L’objectif : valoriser l’achat de poisson local, frais, pas cher et de saison, souvent peu connu des Marseillais. “Malgré la proximité avec la mer, il y a une transmission de la culture poissonnière qui ne s’est pas faite”, soupire le chef. Il cite pêle-mêle le poids des supermarchés, du poisson importé ou surgelé, et les difficultés de la pêche locale, qui fait face à la diminution des ressources. Sans compter le manque de candidat pour prendre la relève d’un métier éprouvant et peu lucratif. Le marché aux poissons du Vieux-Port lui, reste mal-aimé des Marseillais, qui l’associent souvent aux arnaques, aux revendeurs, au poisson trop cher ou pas frais. “C’est un petit chaos, on ne sait pas qui fait quoi et qui est qui, résume Christian Qui. L’acte d’achat est très intéressant pour sortir d’une posture de consommateur-spectateur.” Ce mercredi matin, c’est au tour de Marsactu de s’aventurer avec le chef sur ce terrain de jeu.
“Ça se mange, ça ?”
Sur l’esplanade du Vieux-Port, à deux pas de l’ombrière, une dizaine de stands sont alignés au bord de l’eau. Ce mercredi, les pêcheurs arrivent de la Madrague, du Planier ou encore de La Ciotat, pour débarquer leurs caisses de poissons frétillants. Rascasses et roussettes se trémoussent dans le soleil en attendant de séduire les clients.

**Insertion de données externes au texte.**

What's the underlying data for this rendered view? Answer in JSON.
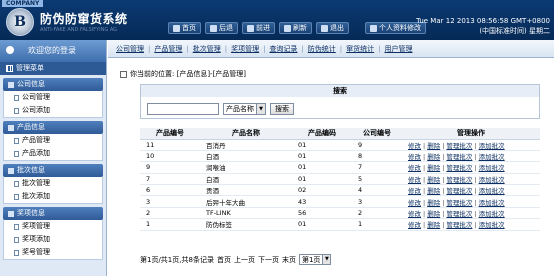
{
  "header": {
    "company_tab": "COMPANY",
    "title": "防伪防窜货系统",
    "subtitle": "ANTI-FAKE AND FALSIFYING AG",
    "logo_letter": "B",
    "buttons": [
      {
        "label": "首页",
        "icon": "home-icon"
      },
      {
        "label": "后退",
        "icon": "back-icon"
      },
      {
        "label": "前进",
        "icon": "forward-icon"
      },
      {
        "label": "刷新",
        "icon": "refresh-icon"
      },
      {
        "label": "退出",
        "icon": "exit-icon"
      }
    ],
    "profile_button": "个人资料修改",
    "clock_line1": "Tue Mar 12 2013 08:56:58 GMT+0800",
    "clock_line2": "(中国标准时间) 星期二"
  },
  "sidebar": {
    "welcome": "欢迎您的登录",
    "menu_head": "管理菜单",
    "groups": [
      {
        "title": "公司信息",
        "items": [
          "公司管理",
          "公司添加"
        ]
      },
      {
        "title": "产品信息",
        "items": [
          "产品管理",
          "产品添加"
        ]
      },
      {
        "title": "批次信息",
        "items": [
          "批次管理",
          "批次添加"
        ]
      },
      {
        "title": "奖项信息",
        "items": [
          "奖项管理",
          "奖项添加",
          "奖号管理"
        ]
      }
    ]
  },
  "tabs": [
    "公司管理",
    "产品管理",
    "批次管理",
    "奖项管理",
    "查询记录",
    "防伪统计",
    "窜货统计",
    "用户管理"
  ],
  "breadcrumb": "你当前的位置: [产品信息]-[产品管理]",
  "search": {
    "title": "搜索",
    "input_value": "",
    "select_value": "产品名称",
    "button": "搜索"
  },
  "table": {
    "headers": [
      "产品编号",
      "产品名称",
      "产品编码",
      "公司编号",
      "管理操作"
    ],
    "rows": [
      [
        "11",
        "百消丹",
        "01",
        "9"
      ],
      [
        "10",
        "白酒",
        "01",
        "8"
      ],
      [
        "9",
        "润喉油",
        "01",
        "7"
      ],
      [
        "7",
        "白酒",
        "01",
        "5"
      ],
      [
        "6",
        "贡酒",
        "02",
        "4"
      ],
      [
        "3",
        "后羿十年大曲",
        "43",
        "3"
      ],
      [
        "2",
        "TF-LINK",
        "56",
        "2"
      ],
      [
        "1",
        "防伪标签",
        "01",
        "1"
      ]
    ],
    "ops": [
      "修改",
      "删除",
      "管理批次",
      "添加批次"
    ]
  },
  "pager": {
    "info": "第1页/共1页,共8条记录",
    "links": [
      "首页",
      "上一页",
      "下一页",
      "末页"
    ],
    "select_value": "第1页"
  }
}
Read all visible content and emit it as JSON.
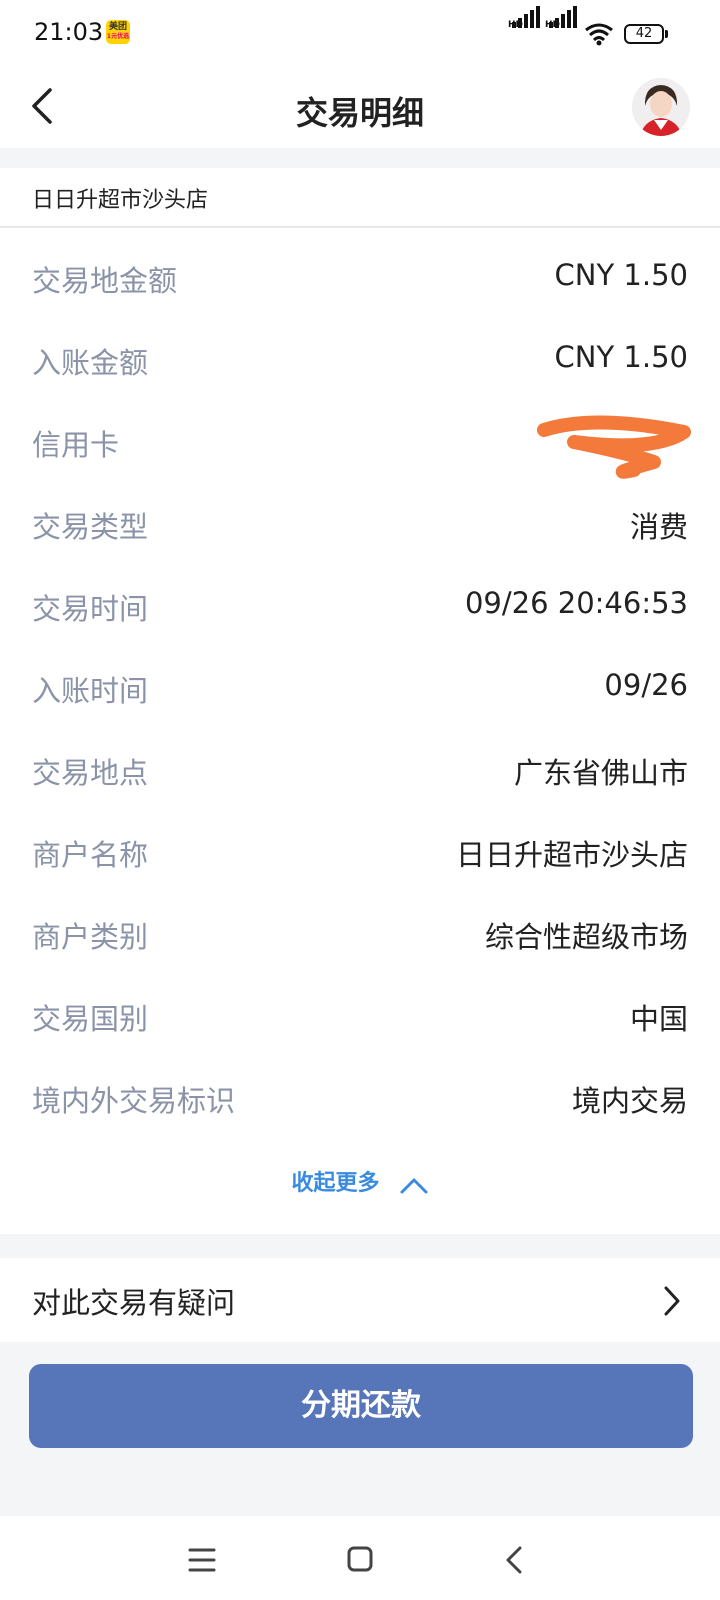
{
  "status_bar": {
    "time": "21:03",
    "app_badge_top": "美团",
    "app_badge_bottom": "1元优选",
    "signal1_label": "HD",
    "signal2_label": "HD",
    "battery": "42"
  },
  "header": {
    "title": "交易明细",
    "back_icon": "chevron-left-icon",
    "avatar_icon": "service-agent-avatar"
  },
  "merchant_name": "日日升超市沙头店",
  "details": [
    {
      "label": "交易地金额",
      "value": "CNY 1.50"
    },
    {
      "label": "入账金额",
      "value": "CNY 1.50"
    },
    {
      "label": "信用卡",
      "value": ""
    },
    {
      "label": "交易类型",
      "value": "消费"
    },
    {
      "label": "交易时间",
      "value": "09/26 20:46:53"
    },
    {
      "label": "入账时间",
      "value": "09/26"
    },
    {
      "label": "交易地点",
      "value": "广东省佛山市"
    },
    {
      "label": "商户名称",
      "value": "日日升超市沙头店"
    },
    {
      "label": "商户类别",
      "value": "综合性超级市场"
    },
    {
      "label": "交易国别",
      "value": "中国"
    },
    {
      "label": "境内外交易标识",
      "value": "境内交易"
    }
  ],
  "collapse_label": "收起更多",
  "question_label": "对此交易有疑问",
  "installment_button": "分期还款",
  "colors": {
    "accent_blue": "#3a8be0",
    "button_blue": "#5776b9",
    "label_gray": "#8a93a8",
    "redaction_orange": "#f47a3c"
  }
}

“Y a dégun”, note le chef cuisinier. Seuls quelques touristes se risquent à s’approcher du stand le plus spectaculaire, sur lequel trônent un tronçon d’espadon et une tête de requin. Plusieurs passants se contentent de prendre des photos. Un groupe esquisse une moue de dégoût à la vue des murènes et des congres qui tapissent le fond des bacs bleu ciel : “Ça se mange, ça ?”. “C’est quoi celui-là ?” Une petite fille pointe du doigt un poisson inconnu, avant de se heurter à l’aveu de son père : “Aucune idée”. À côté d’eux, Benoît, la petite trentaine, n’a pas voulu sortir de sa zone de confort. Il repart avec des daurades pour son déjeuner : “Ces espèces d’anguilles qu’ils vendent, ce n’est pas quelque chose que j’ai envie de cuisiner !”.
Un vivier de connaissances
Christian Qui, lui, cuisine depuis longtemps des poissons mal-aimés, comme la saupe ou le chinchard. “Quand je sers au restaurant, je ne dis pas ce que c’est !”, s’amuse le chef, qui tient ses tables aux Goudes. Il s’est notamment formé auprès de cuisiniers japonais : “Cela m’a ouvert sur une culture culinaire plus large, dans laquelle certains poissons sont beaucoup plus considérés que chez nous”. Le cuisinier désigne un étal de la main : “Regardez, il y a tout, de la beauté et de la monstruosité”.
Christian Qui ne s’y connaît pas qu’un peu en poisson. Il sait repérer la tache jaune du muge dorin. Différencier un maquereau billard d’un maquereau bleu. Reconnaître la fraîcheur des poissons les plus raides, et trouver les sars dodus dont le ventre trahit une réserve d’œufs.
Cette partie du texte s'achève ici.